Section 9. Amend § 749(a), Title 5 of the Delaware Code, by deleting the words “charters or certificates of incorporation” and replacing them with “charters, certificates of incorporation, certificates of formation or articles of association”.
Section 10. Amend § 749(b), Title 5 of the Delaware Code, by deleting the words “charter or certificate of incorporation” in the first sentence and replacing them with “charter, certificate of incorporation or articles of association”.
Section 11. Amend§ 749(b), Title 5 of the Delaware Code, by inserting the words “or, in the case of a trust company that is a limited liability company, its certificate of formation or articles of association relating to regulation and governance of limited liability companies formed under Title 6, in each case” after the words “under Title 8,” in the first sentence.
Section 12. Amend § 749(b), Title 5 of the Delaware Code, by deleting the words “certificate of incorporation” in the third sentence and replacing them with the words “charter, certificate of incorporation, certificate of formation or articles of association adopted”.

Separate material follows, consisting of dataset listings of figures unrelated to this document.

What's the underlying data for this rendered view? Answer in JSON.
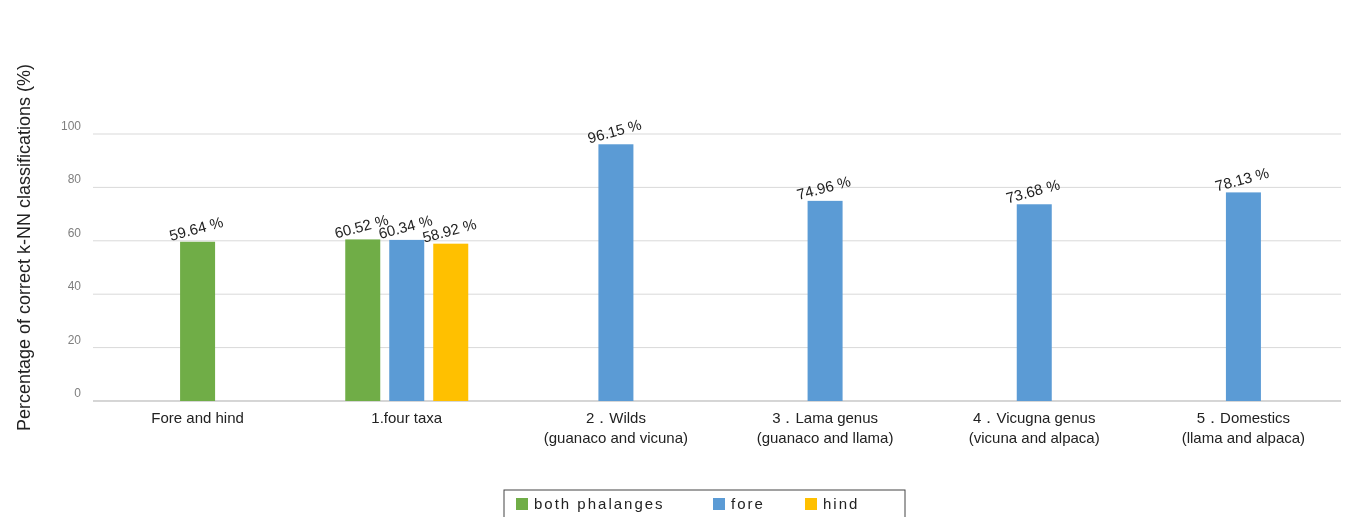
{
  "chart_data": {
    "type": "bar",
    "ylabel": "Percentage of correct k-NN classifications  (%)",
    "categories": [
      "Fore and hind",
      "1.four taxa",
      "2．Wilds\n(guanaco and vicuna)",
      "3．Lama genus\n(guanaco and llama)",
      "4．Vicugna genus\n(vicuna and alpaca)",
      "5．Domestics\n(llama and alpaca)"
    ],
    "series": [
      {
        "name": "both phalanges",
        "color": "#70ad47",
        "values": [
          59.64,
          60.52,
          null,
          null,
          null,
          null
        ],
        "value_labels": [
          "59.64 %",
          "60.52 %",
          null,
          null,
          null,
          null
        ]
      },
      {
        "name": "fore",
        "color": "#5b9bd5",
        "values": [
          null,
          60.34,
          96.15,
          74.96,
          73.68,
          78.13
        ],
        "value_labels": [
          null,
          "60.34 %",
          "96.15 %",
          "74.96 %",
          "73.68 %",
          "78.13 %"
        ]
      },
      {
        "name": "hind",
        "color": "#ffc000",
        "values": [
          null,
          58.92,
          null,
          null,
          null,
          null
        ],
        "value_labels": [
          null,
          "58.92 %",
          null,
          null,
          null,
          null
        ]
      }
    ],
    "ylim": [
      0,
      100
    ],
    "yticks": [
      0,
      20,
      40,
      60,
      80,
      100
    ],
    "grid": "y",
    "legend": "bottom"
  }
}
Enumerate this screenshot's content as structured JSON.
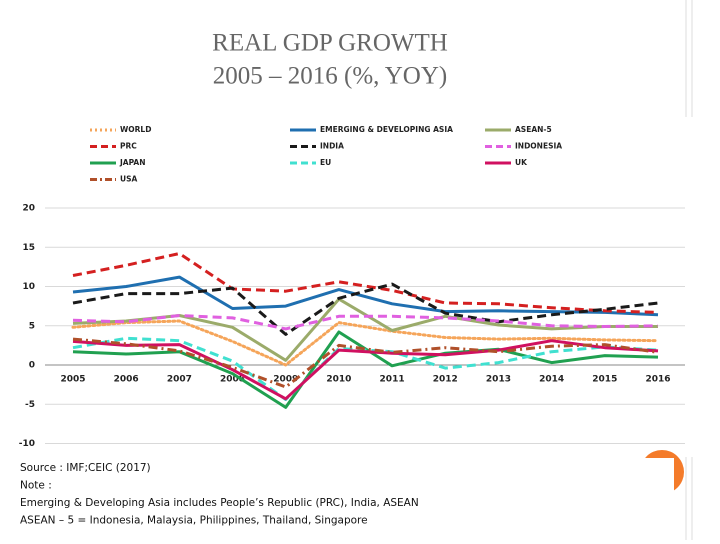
{
  "chart_data": {
    "type": "line",
    "title": "REAL GDP GROWTH",
    "subtitle": "2005 – 2016 (%, YOY)",
    "categories": [
      "2005",
      "2006",
      "2007",
      "2008",
      "2009",
      "2010",
      "2011",
      "2012",
      "2013",
      "2014",
      "2015",
      "2016"
    ],
    "ylim": [
      -10,
      20
    ],
    "yticks": [
      -10,
      -5,
      0,
      5,
      10,
      15,
      20
    ],
    "grid": true,
    "series": [
      {
        "name": "WORLD",
        "color": "#f5a55a",
        "dash": "dot",
        "values": [
          4.8,
          5.4,
          5.6,
          3.0,
          0.0,
          5.4,
          4.3,
          3.5,
          3.3,
          3.4,
          3.2,
          3.1
        ]
      },
      {
        "name": "EMERGING & DEVELOPING ASIA",
        "color": "#1f6fb0",
        "dash": "solid",
        "values": [
          9.3,
          10.0,
          11.2,
          7.2,
          7.5,
          9.6,
          7.8,
          6.8,
          6.9,
          6.8,
          6.7,
          6.4
        ]
      },
      {
        "name": "ASEAN-5",
        "color": "#9bab6a",
        "dash": "solid",
        "values": [
          5.3,
          5.6,
          6.3,
          4.8,
          0.6,
          8.4,
          4.4,
          6.2,
          5.1,
          4.6,
          4.9,
          4.9
        ]
      },
      {
        "name": "PRC",
        "color": "#d42020",
        "dash": "dash",
        "values": [
          11.4,
          12.7,
          14.2,
          9.7,
          9.4,
          10.6,
          9.5,
          7.9,
          7.8,
          7.3,
          6.9,
          6.7
        ]
      },
      {
        "name": "INDIA",
        "color": "#1a1a1a",
        "dash": "dash",
        "values": [
          7.9,
          9.1,
          9.1,
          9.8,
          3.9,
          8.5,
          10.3,
          6.6,
          5.5,
          6.4,
          7.1,
          7.9
        ]
      },
      {
        "name": "INDONESIA",
        "color": "#e060e0",
        "dash": "dash",
        "values": [
          5.7,
          5.5,
          6.3,
          6.0,
          4.6,
          6.2,
          6.2,
          6.0,
          5.6,
          5.0,
          4.9,
          5.0
        ]
      },
      {
        "name": "JAPAN",
        "color": "#20a050",
        "dash": "solid",
        "values": [
          1.7,
          1.4,
          1.7,
          -1.1,
          -5.4,
          4.2,
          -0.1,
          1.5,
          2.0,
          0.3,
          1.2,
          1.0
        ]
      },
      {
        "name": "EU",
        "color": "#40e0d0",
        "dash": "dash",
        "values": [
          2.2,
          3.4,
          3.1,
          0.5,
          -4.4,
          2.1,
          1.7,
          -0.4,
          0.3,
          1.7,
          2.3,
          1.9
        ]
      },
      {
        "name": "UK",
        "color": "#d01060",
        "dash": "solid",
        "values": [
          3.0,
          2.5,
          2.6,
          -0.6,
          -4.3,
          1.9,
          1.5,
          1.3,
          1.9,
          3.1,
          2.2,
          1.8
        ]
      },
      {
        "name": "USA",
        "color": "#b0502a",
        "dash": "dashdot",
        "values": [
          3.3,
          2.7,
          1.8,
          -0.3,
          -2.8,
          2.5,
          1.6,
          2.2,
          1.7,
          2.4,
          2.6,
          1.6
        ]
      }
    ],
    "notes": [
      "Source : IMF;CEIC (2017)",
      "Note :",
      "Emerging & Developing Asia includes People’s Republic (PRC), India, ASEAN",
      "ASEAN – 5 = Indonesia, Malaysia, Philippines, Thailand, Singapore"
    ]
  }
}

Section 13. Amend § 749(c), Title 5 of the Delaware Code, by inserting the words “or, in the case of a trust company that is a limited liability company, as prescribed in Chapter 18 of Title 6 for the amendment of the certificate of formation or limited liability company agreement of a limited liability company” at the end of the first sentence after the words “capital stock”.
Section 14. Amend § 776(b), Title 5 of the Delaware Code, by inserting at the end of thereof the following words: “, except to the extent otherwise provided in § 722 of this chapter for a trust company that is formed as a limited liability company”.